The guy was honest enough to say that how it is now is fine. And made a suggestion for next year’s inspection.

Been driving it since Saturday and it’s not throwing up any codes (no Check Engine Light). Other than it needing a good tune up it seems fine.

They didn’t even charge me for jacking it up and looking, an easy $20-25. Definitely will go back when I need something done. Honest mechanics are rarer than the metals in the converter. :rofl::rofl::rofl::rofl::rofl:

20 minutes outside and the knee swelled up. Now to ice and elevate. I’m done for the day.

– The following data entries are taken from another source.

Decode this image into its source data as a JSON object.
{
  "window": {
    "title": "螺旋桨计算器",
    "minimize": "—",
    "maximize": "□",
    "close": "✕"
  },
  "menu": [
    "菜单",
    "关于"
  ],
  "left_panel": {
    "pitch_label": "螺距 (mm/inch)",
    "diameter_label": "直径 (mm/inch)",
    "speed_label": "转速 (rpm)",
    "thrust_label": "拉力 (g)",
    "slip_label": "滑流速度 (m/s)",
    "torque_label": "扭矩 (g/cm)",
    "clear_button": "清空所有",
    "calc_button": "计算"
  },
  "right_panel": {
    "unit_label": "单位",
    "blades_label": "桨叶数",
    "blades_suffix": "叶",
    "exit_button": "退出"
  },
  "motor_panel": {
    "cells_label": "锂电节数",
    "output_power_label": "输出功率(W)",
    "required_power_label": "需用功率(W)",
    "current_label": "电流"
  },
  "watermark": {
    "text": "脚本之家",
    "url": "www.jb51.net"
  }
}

That is good news. You don’t need any sensors. The post cat cleans up any leftovers. Not many vehicles have a cat after the downstream O2. Some vehicles like the Ford explorer have 2 cats per bank. They can’t fit one big cat so they make it 2 cats in series. The downstream O2 on this model is after the second cat.

If there is no safety inspection in your area, the MIL is off and the readiness monitors are set, you should pass the emissions inspection. There is no need to inspect the exhaust system on an emissions inspection In Missouri. That is part of the safety inspection.
I just had my car emissions inspected (Illinois) and they just plugged in and we don’t have a safety inspection.

This is my hope. I’ll find out next year.

When they did the fix, and the inspection is due in April they went and did it.

In total I spent $340 and the insurance reimbursed me for it plus another $450 to buy a cat. Will hold that in reserve just in case.

Good week, bad week or 50/50. Like I said I can’t get mad, what happened, happened.